A Phoenix elementary school principal has pleaded guilty to criminal charges of failing to notify authorities of evidence that a student was being sexually abused by a staff member at her school.
Joanne L. Talazus, the principal of Longview Elementary School, was convicted last month under a state law that requires educators and school officials to report suspected abuse. Under a plea agreement, she will lose her teacher’s license and could serve up to six months in prison.
The educator involved in the case, Ronald Ruelas, 32, a counselor at the school, was convicted last month of numerous felony charges relating to abusing and molesting students, and was sentenced July 1 to 175 years in prison.

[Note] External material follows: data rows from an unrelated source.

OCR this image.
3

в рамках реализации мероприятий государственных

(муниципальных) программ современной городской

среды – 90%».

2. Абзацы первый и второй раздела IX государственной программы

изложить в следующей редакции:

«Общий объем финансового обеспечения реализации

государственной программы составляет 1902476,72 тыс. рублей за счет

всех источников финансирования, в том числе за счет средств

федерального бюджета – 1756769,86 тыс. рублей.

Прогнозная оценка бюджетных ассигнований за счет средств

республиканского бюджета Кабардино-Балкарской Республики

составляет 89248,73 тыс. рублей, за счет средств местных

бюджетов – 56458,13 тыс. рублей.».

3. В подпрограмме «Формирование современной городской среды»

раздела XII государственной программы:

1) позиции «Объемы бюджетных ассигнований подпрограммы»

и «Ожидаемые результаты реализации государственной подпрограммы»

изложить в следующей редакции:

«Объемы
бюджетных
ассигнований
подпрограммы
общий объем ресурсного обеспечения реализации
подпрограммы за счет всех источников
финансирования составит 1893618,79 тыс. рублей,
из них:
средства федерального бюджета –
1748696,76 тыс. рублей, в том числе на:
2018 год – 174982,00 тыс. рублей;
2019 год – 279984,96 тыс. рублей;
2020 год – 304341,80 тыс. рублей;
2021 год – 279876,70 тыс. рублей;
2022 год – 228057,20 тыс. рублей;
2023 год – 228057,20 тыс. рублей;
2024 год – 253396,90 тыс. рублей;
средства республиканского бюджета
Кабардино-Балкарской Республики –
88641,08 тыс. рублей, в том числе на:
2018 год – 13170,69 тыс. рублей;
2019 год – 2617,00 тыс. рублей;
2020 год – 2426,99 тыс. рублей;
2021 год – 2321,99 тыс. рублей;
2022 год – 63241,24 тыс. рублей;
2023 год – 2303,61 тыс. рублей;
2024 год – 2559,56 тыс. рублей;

Though most states have laws that require educators to report suspected abuse, convictions under such laws are rare, experts say. “This isn’t something that happens frequently,” said Robert Shoop, a professor of education law at Kansas State University, who studies such cases.
Usually, the perpetrator of the abuse is the only one who is prosecuted, he said.
Often, prosecutors decide not to charge principals or other school officials because the circumstances of abuse cases are murky, he added.
“If someone comes in and says someone is harming a child, then any reasonable person would say that raises suspicions,” Mr. Shoop said. “But if there is some oblique rumor, it may not cross that threshold.”
Individuals who fail to report such crimes more often are the targets of civil cases in which parents seek damages for the emotional harm to their children, Mr. Shoop added.
No ‘Legal Ability’
In the Arizona case, prosecutors charged that Ms. Talazus had failed to inform police or child-welfare authorities of complaints from parents of two male students in 1994 that a counselor at the school had sexually abused the boys.
Arizona law mandates that educational staff members report any “immoral or unprofessional conduct” within 72 hours of becoming aware of the activity.
“In general, educators who are in charge of the care and control of young people do not have the legal ability to decide when there is legal duty to report to child protective services,” said Bill Fitzgerald, a spokesman for the Maricopa County prosecutor’s office, which handled the case against Ms. Talazus and the counselor.
Marc Budoff, Ms. Talazus’ lawyer, said last week that the principal didn’t consider the charges against the school’s counselor credible. However, Mr. Budoff said, his client now acknowledges that the information should have been reported to authorities. “My client’s error was trying to evaluate the complaint herself,” he said.
A sentencing hearing for Ms. Talazus is scheduled for July 26.